AK: Começamos trabalhando internamente em nossa própria organização para chegar a uma compreensão do que é a filantropia comunitária. Milagre e eu temos mais experiência do que os outros membros mais jovens da equipe, então era importante para nós e para eles que pudessem receber essa formação pelo próprio programa.
BK: Qual é o futuro imediato da Fundação Micaia?
MN e AK: Bem, temos várias coisas em vista:
- O componente de matching grants (ou doações equivalentes) do programa Giving for Change é um grande passo para nós. Queremos usar essa oportunidade para atuar com diferentes equipes, aproximando os diversos trabalhos e promovendo ideias e histórias. Esperamos que isso ajude a quebrar algumas das principais diferenças entre grandes cidades como Maputo e pequenas, como Chimoio.
- Temos que testar com a comunidade de prática os modelos que desenvolvemos ao longo do tempo. Queremos explorar e fazer grandes perguntas como: o que está ou não funcionando? Como esse trabalho impactará os próximos dois anos? Como as críticas ao trabalho podem ser incorporadas na implementação do programa? A comunidade gosta desse tipo de trabalho centrado na filantropia comunitária?
- Nosso trabalho de comunicação também foi alterado para incluir agora a parceria com uma agência de mídia local em uma campanha de defesa de direitos que aumentará gradualmente a conscientização sobre a filantropia comunitária nos próximos dois anos. Esperamos incluir também o governo federal nesse trabalho.
- Também acompanharemos com a African Philanthropy Network (Rede Africana de Filantropia) o trabalho de linha de base que fizemos para o Giving for Change. A linha de base identificou algumas áreas-chave de trabalho nas quais precisamos nos concentrar, especialmente com o governo e a filantropia de gênero/feminista. Como também estamos coletando dados para dar mais visibilidade ao trabalho que as mulheres fazem na filantropia, talvez possam ser desenvolvidas estratégias-chave em torno dessa linha de trabalho.
BK: O que você precisa agora para levar a Fundação Micaia a um próximo estágio?

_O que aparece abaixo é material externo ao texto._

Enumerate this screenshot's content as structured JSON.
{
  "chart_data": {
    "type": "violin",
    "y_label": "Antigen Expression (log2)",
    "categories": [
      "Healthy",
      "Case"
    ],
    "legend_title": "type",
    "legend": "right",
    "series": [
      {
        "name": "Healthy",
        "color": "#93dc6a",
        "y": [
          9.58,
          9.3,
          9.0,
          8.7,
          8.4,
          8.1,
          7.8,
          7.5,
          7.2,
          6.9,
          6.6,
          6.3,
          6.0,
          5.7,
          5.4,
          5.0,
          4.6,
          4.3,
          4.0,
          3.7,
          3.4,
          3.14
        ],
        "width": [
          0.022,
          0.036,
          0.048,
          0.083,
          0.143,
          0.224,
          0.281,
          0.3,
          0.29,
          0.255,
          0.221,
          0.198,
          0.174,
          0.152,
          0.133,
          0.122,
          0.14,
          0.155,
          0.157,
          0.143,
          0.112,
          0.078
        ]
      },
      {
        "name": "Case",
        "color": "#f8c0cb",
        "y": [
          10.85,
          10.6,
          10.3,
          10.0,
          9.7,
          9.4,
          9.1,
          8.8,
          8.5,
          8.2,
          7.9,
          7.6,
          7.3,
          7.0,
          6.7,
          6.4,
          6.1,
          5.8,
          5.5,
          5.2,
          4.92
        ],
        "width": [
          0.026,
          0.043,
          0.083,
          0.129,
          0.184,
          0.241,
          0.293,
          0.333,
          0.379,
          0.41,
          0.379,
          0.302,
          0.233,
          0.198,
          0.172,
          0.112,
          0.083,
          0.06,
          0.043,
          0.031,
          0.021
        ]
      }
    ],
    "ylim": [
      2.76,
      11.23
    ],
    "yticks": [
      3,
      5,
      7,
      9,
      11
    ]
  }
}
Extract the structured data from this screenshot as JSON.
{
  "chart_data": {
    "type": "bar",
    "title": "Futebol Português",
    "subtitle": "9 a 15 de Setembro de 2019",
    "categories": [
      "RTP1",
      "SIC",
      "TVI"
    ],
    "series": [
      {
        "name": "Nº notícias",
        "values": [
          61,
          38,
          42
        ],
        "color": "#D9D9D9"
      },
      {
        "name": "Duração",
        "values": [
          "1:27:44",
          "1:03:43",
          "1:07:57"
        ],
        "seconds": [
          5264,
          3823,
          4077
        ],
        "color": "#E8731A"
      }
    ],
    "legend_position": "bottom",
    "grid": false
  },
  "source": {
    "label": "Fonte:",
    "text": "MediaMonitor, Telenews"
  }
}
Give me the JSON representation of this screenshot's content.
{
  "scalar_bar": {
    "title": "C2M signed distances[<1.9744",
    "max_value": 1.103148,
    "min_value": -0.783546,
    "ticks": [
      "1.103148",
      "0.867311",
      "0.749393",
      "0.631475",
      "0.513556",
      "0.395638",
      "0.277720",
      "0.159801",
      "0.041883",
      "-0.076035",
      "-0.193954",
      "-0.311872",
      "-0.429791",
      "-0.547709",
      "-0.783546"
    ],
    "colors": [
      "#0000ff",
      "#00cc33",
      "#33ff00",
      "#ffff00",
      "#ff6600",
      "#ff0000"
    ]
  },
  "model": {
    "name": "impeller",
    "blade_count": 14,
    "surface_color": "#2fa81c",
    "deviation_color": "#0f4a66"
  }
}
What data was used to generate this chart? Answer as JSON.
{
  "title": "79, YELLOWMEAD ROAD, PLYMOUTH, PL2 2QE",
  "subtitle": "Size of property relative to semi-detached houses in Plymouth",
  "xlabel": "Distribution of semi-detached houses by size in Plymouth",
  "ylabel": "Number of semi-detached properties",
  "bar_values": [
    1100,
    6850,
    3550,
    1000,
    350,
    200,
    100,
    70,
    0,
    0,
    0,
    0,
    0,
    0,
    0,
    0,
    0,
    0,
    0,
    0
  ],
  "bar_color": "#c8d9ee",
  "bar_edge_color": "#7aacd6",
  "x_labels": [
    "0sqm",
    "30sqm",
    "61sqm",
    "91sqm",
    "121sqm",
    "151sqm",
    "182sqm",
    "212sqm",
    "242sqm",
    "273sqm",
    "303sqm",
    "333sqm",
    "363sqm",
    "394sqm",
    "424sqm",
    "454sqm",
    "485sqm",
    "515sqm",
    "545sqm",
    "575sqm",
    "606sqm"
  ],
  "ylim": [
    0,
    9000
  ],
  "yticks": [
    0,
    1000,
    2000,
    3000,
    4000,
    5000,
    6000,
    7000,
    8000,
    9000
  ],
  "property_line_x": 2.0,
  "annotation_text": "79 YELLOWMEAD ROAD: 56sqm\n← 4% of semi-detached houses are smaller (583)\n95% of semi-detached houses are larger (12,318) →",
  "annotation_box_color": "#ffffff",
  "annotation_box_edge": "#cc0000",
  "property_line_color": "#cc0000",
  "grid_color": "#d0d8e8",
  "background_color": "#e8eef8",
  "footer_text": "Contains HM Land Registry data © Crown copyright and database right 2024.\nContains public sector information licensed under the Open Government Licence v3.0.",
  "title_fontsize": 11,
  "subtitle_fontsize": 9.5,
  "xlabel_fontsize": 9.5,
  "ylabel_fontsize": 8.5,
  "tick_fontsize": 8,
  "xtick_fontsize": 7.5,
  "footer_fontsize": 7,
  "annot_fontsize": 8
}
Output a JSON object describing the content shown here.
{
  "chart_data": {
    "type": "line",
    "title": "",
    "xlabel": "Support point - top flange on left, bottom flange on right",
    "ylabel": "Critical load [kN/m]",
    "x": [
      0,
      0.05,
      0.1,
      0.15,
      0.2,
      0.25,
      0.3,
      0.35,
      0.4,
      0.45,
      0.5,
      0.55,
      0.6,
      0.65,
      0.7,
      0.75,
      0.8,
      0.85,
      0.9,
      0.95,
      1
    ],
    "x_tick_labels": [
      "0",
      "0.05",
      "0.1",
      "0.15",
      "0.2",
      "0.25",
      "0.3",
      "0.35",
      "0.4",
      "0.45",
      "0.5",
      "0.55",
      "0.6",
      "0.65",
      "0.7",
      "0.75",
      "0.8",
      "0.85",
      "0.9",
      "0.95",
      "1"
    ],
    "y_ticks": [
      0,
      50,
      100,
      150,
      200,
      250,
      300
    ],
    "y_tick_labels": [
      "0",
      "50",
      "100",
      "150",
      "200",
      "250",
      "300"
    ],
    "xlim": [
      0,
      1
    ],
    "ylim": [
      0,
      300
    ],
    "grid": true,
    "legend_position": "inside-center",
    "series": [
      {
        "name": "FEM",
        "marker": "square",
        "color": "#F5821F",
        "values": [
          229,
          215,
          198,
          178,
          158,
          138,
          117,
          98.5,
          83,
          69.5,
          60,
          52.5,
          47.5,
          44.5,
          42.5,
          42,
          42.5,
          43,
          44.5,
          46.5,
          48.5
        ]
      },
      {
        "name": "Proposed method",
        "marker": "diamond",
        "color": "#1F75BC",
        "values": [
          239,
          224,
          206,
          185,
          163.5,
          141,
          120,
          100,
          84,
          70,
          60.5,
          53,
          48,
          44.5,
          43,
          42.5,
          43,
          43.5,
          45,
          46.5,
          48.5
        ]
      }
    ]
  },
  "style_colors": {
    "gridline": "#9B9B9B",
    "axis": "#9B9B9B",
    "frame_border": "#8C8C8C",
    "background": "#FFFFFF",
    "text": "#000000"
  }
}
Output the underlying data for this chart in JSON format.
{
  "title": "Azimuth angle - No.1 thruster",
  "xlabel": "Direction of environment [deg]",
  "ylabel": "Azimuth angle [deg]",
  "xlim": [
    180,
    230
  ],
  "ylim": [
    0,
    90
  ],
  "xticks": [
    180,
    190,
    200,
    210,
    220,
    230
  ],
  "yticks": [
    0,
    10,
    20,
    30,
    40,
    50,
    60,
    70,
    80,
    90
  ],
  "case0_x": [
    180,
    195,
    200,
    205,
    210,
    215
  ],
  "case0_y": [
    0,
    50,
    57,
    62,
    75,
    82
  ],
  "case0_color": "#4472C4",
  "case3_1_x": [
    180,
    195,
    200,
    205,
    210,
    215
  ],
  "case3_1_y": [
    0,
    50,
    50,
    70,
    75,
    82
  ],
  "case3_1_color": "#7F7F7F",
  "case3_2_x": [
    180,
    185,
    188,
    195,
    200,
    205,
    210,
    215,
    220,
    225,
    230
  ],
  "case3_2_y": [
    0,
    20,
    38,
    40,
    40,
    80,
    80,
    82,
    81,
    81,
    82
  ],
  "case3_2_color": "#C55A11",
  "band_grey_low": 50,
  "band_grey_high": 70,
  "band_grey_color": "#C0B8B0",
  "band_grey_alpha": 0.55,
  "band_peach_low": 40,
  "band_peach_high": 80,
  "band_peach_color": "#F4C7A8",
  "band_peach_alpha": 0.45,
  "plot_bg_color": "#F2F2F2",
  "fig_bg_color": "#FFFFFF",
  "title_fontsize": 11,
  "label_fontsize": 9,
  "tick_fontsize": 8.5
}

MN: Aprender e compartilhar exemplos de filantropia comunitária ajudaria a aprofundar nosso trabalho. Espaços como as reuniões com as demais instituições que participam do programa Giving for Change ajudam na troca de conhecimento. A reunião de parceiros em Gana também ajudou a construir conexões e interações pessoais com colegas e a quebrar o isolamento de nosso trabalho, facilitando com que as conversas com parceiros fluam e sejam mais efetivas.